Re: [PATCHv4 08/12] PCI: ERR: Always use the first downstream port

Keith Busch <keith.busch@xxxxxxxxx> · Mon, 1 Oct 2018 09:14:51 -0600

On Fri, Sep 28, 2018 at 06:28:02PM -0500, Bjorn Helgaas wrote:
> On Fri, Sep 28, 2018 at 03:35:23PM -0600, Keith Busch wrote:
> > The assumption I'm making (which I think is a safe assumption with
> > general consensus) is that errors detected on an end point or an upstream
> > port happened because of something wrong with the link going upstream:
> > end devices have no other option, 
> 
> Is this really true?  It looks like "Internal Errors" (sec 6.2.9) may
> be unrelated to a packet or event (though they are supposed to be
> associated with a PCIe interface).
> 
> It says the only method of recovering is reset or hardware
> replacement.  It doesn't specify, but it seems like a FLR or similar
> reset might be appropriate and we may not have to reset the link.

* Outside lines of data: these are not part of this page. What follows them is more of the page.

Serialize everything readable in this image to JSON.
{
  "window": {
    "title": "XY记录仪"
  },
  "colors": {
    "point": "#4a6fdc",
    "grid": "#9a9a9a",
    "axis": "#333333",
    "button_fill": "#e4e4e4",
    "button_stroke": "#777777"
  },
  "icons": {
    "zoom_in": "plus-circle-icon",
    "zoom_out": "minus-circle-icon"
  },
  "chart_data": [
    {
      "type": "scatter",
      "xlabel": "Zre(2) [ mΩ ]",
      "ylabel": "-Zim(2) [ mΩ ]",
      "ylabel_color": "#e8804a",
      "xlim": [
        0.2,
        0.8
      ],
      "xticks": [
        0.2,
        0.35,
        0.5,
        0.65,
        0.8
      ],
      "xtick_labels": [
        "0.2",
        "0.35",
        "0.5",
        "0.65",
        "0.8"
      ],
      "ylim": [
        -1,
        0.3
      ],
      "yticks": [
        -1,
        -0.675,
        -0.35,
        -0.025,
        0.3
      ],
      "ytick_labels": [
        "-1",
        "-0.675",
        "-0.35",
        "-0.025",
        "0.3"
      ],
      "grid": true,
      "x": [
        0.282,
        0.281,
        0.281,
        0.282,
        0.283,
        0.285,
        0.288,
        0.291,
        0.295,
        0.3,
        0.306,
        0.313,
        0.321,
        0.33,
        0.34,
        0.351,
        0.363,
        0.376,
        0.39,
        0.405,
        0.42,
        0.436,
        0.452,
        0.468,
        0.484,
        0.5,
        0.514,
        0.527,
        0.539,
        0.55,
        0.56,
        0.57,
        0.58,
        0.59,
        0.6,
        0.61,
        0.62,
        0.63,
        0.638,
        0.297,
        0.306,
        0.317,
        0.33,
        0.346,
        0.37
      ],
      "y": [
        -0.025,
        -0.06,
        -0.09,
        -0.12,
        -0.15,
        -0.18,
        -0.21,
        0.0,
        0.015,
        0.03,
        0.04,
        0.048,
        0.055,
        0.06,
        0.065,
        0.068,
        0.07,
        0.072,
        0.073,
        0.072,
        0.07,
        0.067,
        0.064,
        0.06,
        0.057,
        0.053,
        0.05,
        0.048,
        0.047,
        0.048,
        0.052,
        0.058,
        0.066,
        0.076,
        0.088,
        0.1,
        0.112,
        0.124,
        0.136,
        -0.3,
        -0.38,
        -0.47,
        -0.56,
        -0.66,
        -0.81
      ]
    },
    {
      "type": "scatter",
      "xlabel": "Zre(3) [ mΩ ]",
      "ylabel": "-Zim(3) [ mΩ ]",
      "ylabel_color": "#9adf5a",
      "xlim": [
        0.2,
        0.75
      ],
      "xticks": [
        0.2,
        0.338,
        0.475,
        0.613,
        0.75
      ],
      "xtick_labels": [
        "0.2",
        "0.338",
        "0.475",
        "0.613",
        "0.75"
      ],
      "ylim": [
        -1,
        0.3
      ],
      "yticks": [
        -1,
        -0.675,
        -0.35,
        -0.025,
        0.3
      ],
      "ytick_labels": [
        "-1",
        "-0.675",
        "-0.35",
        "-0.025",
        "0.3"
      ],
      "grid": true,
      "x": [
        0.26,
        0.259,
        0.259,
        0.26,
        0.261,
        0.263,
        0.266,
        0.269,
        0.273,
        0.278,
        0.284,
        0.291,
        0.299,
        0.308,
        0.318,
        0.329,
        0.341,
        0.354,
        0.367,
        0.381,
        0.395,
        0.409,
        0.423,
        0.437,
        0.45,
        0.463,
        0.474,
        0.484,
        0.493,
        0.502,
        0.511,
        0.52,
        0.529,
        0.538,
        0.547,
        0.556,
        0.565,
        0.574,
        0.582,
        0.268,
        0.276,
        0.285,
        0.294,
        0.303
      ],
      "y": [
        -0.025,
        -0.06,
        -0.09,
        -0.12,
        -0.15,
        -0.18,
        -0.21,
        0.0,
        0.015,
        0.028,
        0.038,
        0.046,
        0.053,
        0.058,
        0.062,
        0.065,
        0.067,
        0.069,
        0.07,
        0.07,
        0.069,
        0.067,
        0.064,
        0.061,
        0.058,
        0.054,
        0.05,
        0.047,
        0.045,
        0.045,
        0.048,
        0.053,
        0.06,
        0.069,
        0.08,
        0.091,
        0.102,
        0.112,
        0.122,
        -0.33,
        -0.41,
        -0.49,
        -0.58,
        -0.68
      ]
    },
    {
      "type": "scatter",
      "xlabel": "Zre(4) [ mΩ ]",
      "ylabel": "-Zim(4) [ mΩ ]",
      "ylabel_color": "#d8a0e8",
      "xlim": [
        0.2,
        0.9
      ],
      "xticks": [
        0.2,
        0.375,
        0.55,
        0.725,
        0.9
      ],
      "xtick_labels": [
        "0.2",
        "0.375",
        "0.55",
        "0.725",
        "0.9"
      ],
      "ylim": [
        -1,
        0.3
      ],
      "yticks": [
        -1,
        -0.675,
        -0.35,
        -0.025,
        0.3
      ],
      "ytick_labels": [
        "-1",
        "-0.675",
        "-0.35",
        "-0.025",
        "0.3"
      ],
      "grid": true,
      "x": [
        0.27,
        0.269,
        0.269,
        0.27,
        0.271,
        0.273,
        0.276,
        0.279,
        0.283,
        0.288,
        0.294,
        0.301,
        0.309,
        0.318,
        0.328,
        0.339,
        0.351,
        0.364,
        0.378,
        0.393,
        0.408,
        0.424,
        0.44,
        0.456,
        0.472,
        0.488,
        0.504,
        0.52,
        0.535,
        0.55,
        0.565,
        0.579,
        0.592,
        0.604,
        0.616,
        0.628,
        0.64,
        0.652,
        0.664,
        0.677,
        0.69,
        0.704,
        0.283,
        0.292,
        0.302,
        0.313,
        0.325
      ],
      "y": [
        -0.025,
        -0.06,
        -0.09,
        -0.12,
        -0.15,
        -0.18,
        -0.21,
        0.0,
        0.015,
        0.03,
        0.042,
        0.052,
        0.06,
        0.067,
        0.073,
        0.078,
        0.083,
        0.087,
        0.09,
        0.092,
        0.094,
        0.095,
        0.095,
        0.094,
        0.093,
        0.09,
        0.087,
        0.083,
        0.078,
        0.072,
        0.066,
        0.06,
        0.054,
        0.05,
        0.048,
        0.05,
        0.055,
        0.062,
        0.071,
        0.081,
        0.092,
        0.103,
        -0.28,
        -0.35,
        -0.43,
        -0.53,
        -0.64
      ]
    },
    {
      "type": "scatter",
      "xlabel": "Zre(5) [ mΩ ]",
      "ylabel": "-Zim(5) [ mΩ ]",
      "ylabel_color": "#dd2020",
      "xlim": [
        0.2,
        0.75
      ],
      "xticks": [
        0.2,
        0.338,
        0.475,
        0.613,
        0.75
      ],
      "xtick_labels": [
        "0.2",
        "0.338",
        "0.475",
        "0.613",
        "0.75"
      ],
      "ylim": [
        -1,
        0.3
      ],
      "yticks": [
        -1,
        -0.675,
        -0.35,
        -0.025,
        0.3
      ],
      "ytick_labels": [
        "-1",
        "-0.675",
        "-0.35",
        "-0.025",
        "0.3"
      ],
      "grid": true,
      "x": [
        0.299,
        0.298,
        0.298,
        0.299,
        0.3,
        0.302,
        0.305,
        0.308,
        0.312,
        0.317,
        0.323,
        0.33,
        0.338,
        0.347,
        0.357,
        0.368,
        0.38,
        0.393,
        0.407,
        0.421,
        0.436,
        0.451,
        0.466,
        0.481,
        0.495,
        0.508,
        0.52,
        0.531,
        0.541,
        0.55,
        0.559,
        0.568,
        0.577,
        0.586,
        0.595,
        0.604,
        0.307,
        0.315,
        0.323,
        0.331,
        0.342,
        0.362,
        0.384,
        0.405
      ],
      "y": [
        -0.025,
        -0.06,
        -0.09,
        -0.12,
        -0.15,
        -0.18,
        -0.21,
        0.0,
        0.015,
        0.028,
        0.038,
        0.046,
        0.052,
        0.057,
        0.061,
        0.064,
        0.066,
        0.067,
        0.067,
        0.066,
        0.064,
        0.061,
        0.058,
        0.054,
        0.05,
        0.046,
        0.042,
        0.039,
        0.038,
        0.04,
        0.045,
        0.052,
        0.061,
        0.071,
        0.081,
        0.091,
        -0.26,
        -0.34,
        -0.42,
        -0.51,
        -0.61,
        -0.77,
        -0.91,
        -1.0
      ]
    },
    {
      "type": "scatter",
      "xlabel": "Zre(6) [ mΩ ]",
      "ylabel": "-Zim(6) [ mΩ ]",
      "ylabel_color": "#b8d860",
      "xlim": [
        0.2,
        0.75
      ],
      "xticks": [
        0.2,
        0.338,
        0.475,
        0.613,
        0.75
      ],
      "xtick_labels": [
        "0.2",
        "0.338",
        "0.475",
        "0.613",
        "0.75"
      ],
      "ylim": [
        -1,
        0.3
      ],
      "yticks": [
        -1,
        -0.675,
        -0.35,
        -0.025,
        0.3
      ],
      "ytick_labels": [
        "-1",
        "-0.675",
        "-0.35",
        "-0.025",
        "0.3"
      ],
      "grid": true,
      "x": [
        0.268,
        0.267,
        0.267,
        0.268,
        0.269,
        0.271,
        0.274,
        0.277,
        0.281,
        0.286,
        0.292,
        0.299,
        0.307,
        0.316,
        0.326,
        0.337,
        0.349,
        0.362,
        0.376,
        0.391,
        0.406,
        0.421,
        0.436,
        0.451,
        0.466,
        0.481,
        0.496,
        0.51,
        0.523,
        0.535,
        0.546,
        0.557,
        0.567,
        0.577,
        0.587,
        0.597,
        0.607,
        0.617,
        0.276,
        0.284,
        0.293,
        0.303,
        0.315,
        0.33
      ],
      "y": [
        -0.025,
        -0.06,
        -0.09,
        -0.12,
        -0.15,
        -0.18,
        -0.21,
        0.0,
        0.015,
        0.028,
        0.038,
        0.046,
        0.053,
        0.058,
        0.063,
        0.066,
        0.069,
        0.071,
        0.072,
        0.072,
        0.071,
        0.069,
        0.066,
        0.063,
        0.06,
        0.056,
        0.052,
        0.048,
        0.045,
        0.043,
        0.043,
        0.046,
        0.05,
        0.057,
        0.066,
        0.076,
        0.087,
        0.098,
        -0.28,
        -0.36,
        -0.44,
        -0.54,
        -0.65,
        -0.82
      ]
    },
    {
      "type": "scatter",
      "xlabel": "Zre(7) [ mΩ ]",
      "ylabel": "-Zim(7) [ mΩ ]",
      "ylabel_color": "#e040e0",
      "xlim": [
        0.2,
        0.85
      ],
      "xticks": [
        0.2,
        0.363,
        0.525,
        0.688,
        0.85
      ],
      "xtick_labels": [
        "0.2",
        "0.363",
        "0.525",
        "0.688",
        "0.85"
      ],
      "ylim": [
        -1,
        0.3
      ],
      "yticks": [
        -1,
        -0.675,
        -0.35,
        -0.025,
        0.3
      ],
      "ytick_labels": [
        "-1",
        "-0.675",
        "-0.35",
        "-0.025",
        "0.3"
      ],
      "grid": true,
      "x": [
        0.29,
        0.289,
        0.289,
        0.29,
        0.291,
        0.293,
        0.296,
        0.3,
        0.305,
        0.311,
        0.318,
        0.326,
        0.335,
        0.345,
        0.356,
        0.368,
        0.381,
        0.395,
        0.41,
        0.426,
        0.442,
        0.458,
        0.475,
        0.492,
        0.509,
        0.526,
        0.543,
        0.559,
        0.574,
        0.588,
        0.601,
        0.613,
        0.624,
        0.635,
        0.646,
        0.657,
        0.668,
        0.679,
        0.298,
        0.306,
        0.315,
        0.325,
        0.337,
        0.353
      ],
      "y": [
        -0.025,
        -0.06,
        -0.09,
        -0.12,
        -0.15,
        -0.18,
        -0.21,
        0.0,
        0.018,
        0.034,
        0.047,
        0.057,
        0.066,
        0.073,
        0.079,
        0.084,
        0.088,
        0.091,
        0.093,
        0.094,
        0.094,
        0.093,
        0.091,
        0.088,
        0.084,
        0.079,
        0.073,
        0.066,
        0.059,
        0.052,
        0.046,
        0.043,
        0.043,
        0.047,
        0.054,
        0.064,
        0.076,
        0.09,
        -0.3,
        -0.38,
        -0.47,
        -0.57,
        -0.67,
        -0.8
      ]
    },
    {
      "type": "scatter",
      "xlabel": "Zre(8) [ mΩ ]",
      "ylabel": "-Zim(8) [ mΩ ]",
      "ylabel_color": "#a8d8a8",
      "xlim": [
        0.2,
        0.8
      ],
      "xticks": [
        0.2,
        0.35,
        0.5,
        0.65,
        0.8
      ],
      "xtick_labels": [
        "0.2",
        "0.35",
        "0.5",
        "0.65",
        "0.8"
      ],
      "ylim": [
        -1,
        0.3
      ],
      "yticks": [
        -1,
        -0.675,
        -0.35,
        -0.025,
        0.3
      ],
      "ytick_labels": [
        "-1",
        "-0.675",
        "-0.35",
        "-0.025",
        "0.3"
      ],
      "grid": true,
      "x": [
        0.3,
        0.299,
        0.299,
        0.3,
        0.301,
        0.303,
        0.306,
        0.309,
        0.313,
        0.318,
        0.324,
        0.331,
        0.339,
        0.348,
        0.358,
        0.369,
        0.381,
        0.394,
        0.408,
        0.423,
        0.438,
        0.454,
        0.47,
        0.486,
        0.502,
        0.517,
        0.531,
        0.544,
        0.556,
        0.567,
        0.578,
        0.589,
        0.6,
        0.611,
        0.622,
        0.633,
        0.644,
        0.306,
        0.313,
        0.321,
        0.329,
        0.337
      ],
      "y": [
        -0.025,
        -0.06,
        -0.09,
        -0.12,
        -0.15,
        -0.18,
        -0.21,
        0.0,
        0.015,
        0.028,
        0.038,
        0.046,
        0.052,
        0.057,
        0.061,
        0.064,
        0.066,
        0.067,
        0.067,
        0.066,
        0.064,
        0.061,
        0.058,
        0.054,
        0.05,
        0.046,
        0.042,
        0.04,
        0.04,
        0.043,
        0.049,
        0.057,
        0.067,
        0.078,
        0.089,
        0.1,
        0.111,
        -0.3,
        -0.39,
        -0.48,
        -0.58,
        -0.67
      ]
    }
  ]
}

That is an interesting case we might want to handle better. I've a couple
concerns to consider for implementing:

We don't know an ERR_FATAL occured for an internal reason until we read the
config register across the link, and the AER driver historically avoided
accessing potentially unhealthy links. I don't *think* it's harmful to
attempt reading the register, but we'd just need to check for an "all 1's"
completion before trusting the result.

The other issue with trying to use FLR is a device may not implement
it, so pci reset has fallback methods depending on the device's
capabilities. We can end up calling pci_parent_bus_reset(), which does the
same secondary bus reset that already happens as part of error recovery.
We'd just need to make sure affected devices and drivers have a chance
to be notified (which is the this patch's intention).

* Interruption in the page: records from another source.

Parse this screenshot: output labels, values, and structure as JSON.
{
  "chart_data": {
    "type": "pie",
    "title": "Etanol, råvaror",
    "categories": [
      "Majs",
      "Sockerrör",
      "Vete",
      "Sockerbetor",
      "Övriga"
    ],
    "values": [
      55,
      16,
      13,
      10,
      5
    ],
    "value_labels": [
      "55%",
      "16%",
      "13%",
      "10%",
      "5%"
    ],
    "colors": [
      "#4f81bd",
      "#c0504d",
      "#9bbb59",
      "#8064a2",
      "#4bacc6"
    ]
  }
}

> Getting back to the changelog, "error handling can only run on
> bridges" clearly doesn't refer to the driver callbacks (since those
> only apply to endpoints).  Maybe "error handling" refers to the
> reset_link(), which can only be done on a bridge?

Yep, referring to how link reset_link is only sent from bridges.

> That would make sense to me, although the current code may be
> resetting more devices than necessary if Internal Errors can be
> handled without a link reset.

That sounds good, I'll test some scenarios out here.